Kryminalni bardzo szczegółowo przeanalizowali okoliczności tej kradzieży oraz kolejnej, do której doszło 1 grudnia.
Wtedy to właściciel toyoty pozostawił pojazd niezamknięty na sklepowym parkingu. W czasie, gdy robił zakupy, z wnętrza jego auta skradziono dwa laptopy schowane w plecaku. Dopiero po kilku godzinach mężczyzna zorientował się, że go okradziono.
Kryminalni bardzo szczegółowo zweryfikowali każdą informację uzyskaną w ramach prowadzonych działań operacyjnych.
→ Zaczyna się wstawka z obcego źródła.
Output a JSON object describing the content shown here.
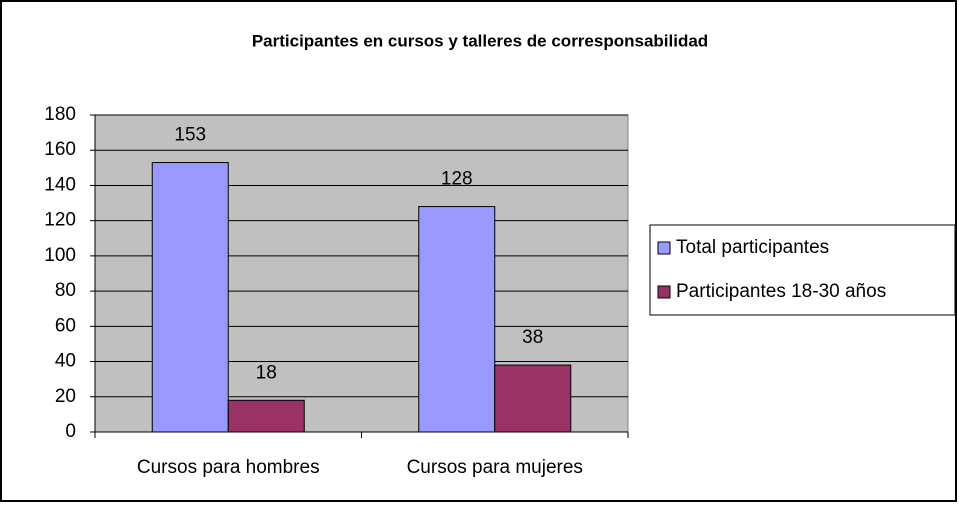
{
  "chart_data": {
    "type": "bar",
    "title": "Participantes en cursos y talleres de corresponsabilidad",
    "categories": [
      "Cursos para hombres",
      "Cursos para mujeres"
    ],
    "series": [
      {
        "name": "Total participantes",
        "color": "#9999ff",
        "values": [
          153,
          128
        ]
      },
      {
        "name": "Participantes 18-30 años",
        "color": "#993366",
        "values": [
          18,
          38
        ]
      }
    ],
    "ylim": [
      0,
      180
    ],
    "yticks": [
      0,
      20,
      40,
      60,
      80,
      100,
      120,
      140,
      160,
      180
    ],
    "grid": true,
    "legend": "right",
    "plot_background": "#c0c0c0"
  }
}
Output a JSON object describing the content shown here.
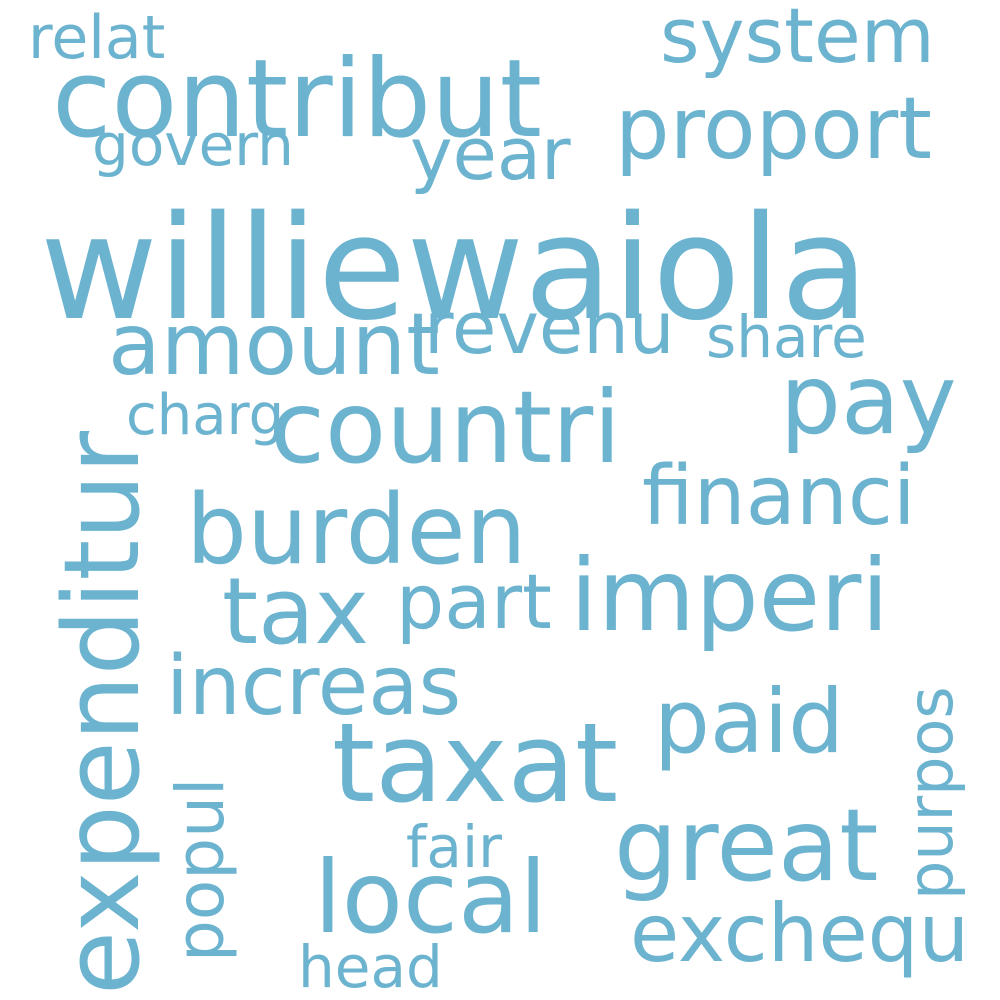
{
  "colors": {
    "background": "#ffffff",
    "word": "#6cb3cf"
  },
  "words": {
    "relat": "relat",
    "system": "system",
    "contribut": "contribut",
    "proport": "proport",
    "govern": "govern",
    "year": "year",
    "williewaiola": "williewaiola",
    "amount": "amount",
    "revenu": "revenu",
    "share": "share",
    "pay": "pay",
    "charg": "charg",
    "countri": "countri",
    "expenditur": "expenditur",
    "financi": "financi",
    "burden": "burden",
    "tax": "tax",
    "part": "part",
    "imperi": "imperi",
    "increas": "increas",
    "purpos": "purpos",
    "paid": "paid",
    "popul": "popul",
    "taxat": "taxat",
    "great": "great",
    "fair": "fair",
    "local": "local",
    "exchequ": "exchequ",
    "head": "head"
  }
}
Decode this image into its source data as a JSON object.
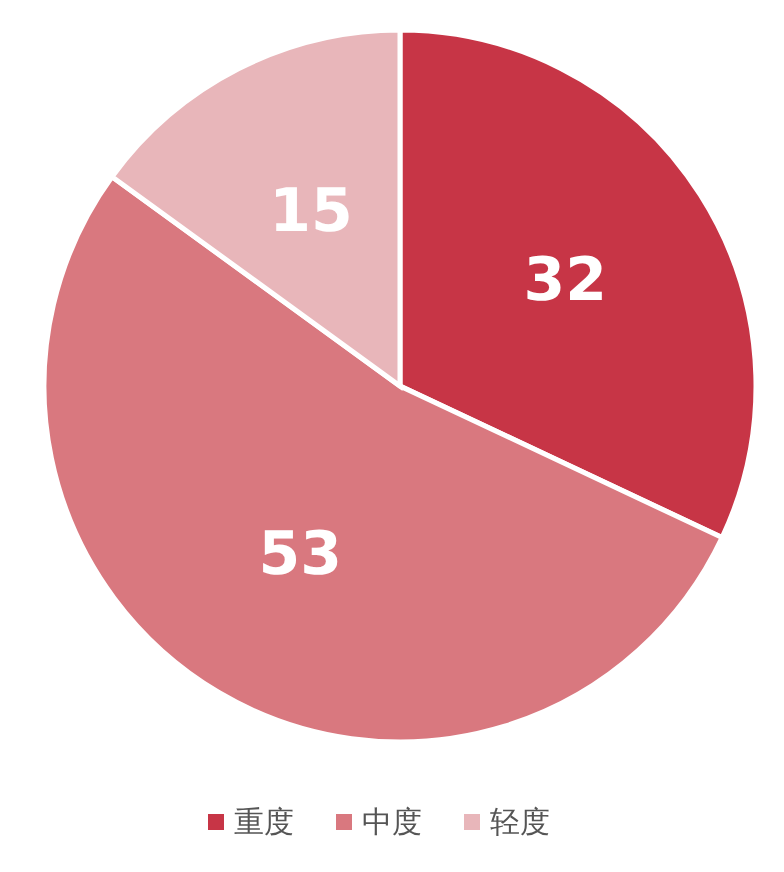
{
  "chart_data": {
    "type": "pie",
    "categories": [
      "重度",
      "中度",
      "轻度"
    ],
    "values": [
      32,
      53,
      15
    ],
    "colors": [
      "#c73546",
      "#d9787f",
      "#e8b6ba"
    ],
    "data_labels": true,
    "legend": "bottom"
  }
}
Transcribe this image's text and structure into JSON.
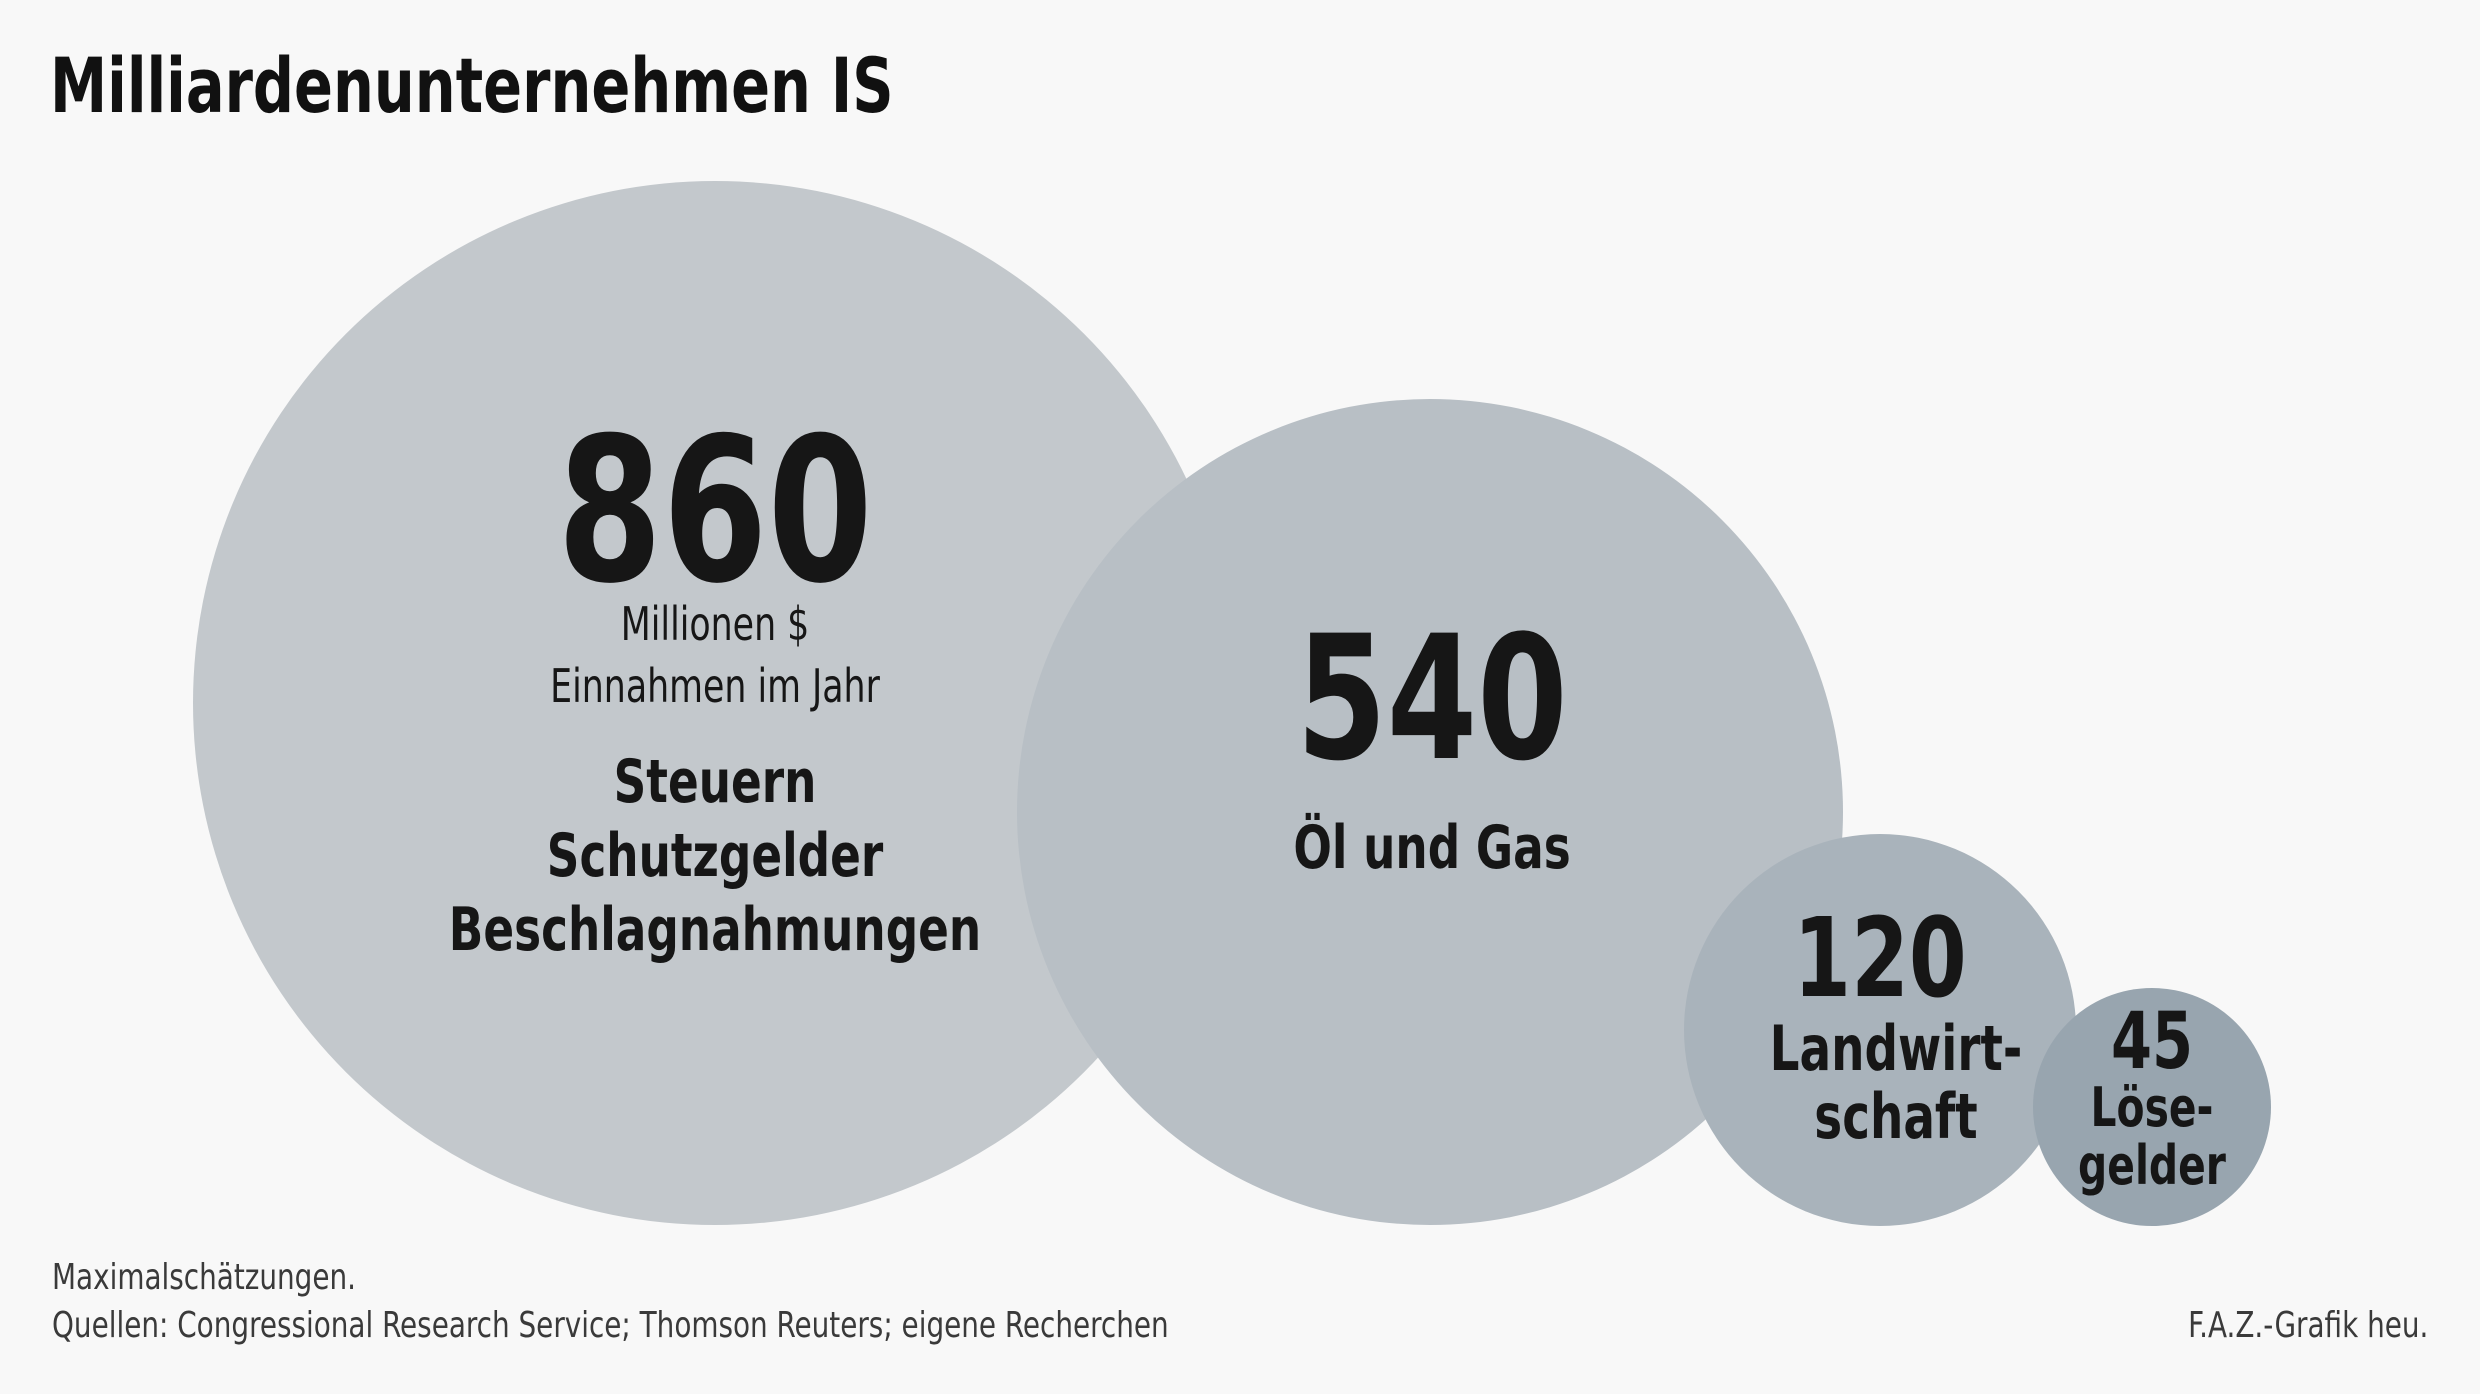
{
  "title": "Milliardenunternehmen IS",
  "chart_data": {
    "type": "bubble",
    "unit_lines": [
      "Millionen $",
      "Einnahmen im Jahr"
    ],
    "series": [
      {
        "value": 860,
        "value_label": "860",
        "label_lines": [
          "Steuern",
          "Schutzgelder",
          "Beschlagnahmungen"
        ],
        "color": "#c3c8cc"
      },
      {
        "value": 540,
        "value_label": "540",
        "label_lines": [
          "Öl und Gas"
        ],
        "color": "#b8bfc5"
      },
      {
        "value": 120,
        "value_label": "120",
        "label_lines": [
          "Landwirt-",
          "schaft"
        ],
        "color": "#a9b3bb"
      },
      {
        "value": 45,
        "value_label": "45",
        "label_lines": [
          "Löse-",
          "gelder"
        ],
        "color": "#98a5af"
      }
    ]
  },
  "footer": {
    "note": "Maximalschätzungen.",
    "source": "Quellen: Congressional Research Service; Thomson Reuters; eigene Recherchen",
    "credit": "F.A.Z.-Grafik heu."
  }
}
Ustalenia, jakich dokonali doprowadziły ich do 23-letniego mieszkańca Pragi Północ, który był już wcześniej wielokrotnie notowany za podobne czyny.
Policjanci zatrzymali mężczyznę w wyniku krótkiego pościgu przy ulicy Inżynierskiej.
Dochodzeniowcy przedstawili 23-latkowi dwa zarzuty dotyczące kradzieży z pojazdów, w wyniku których pokrzywdzeni odnieśli kilkutysięczne straty. Mężczyzna przyznał się do popełnienia tych przestępstw.
Grozi mu kara do 5 lat pozbawienia wolności.
Przestrzegamy przed pozostawianiem wartościowych przedmiotów w samochodzie, tym bardziej otwartym, nawet jeśli oddalamy się od niego na chwilę.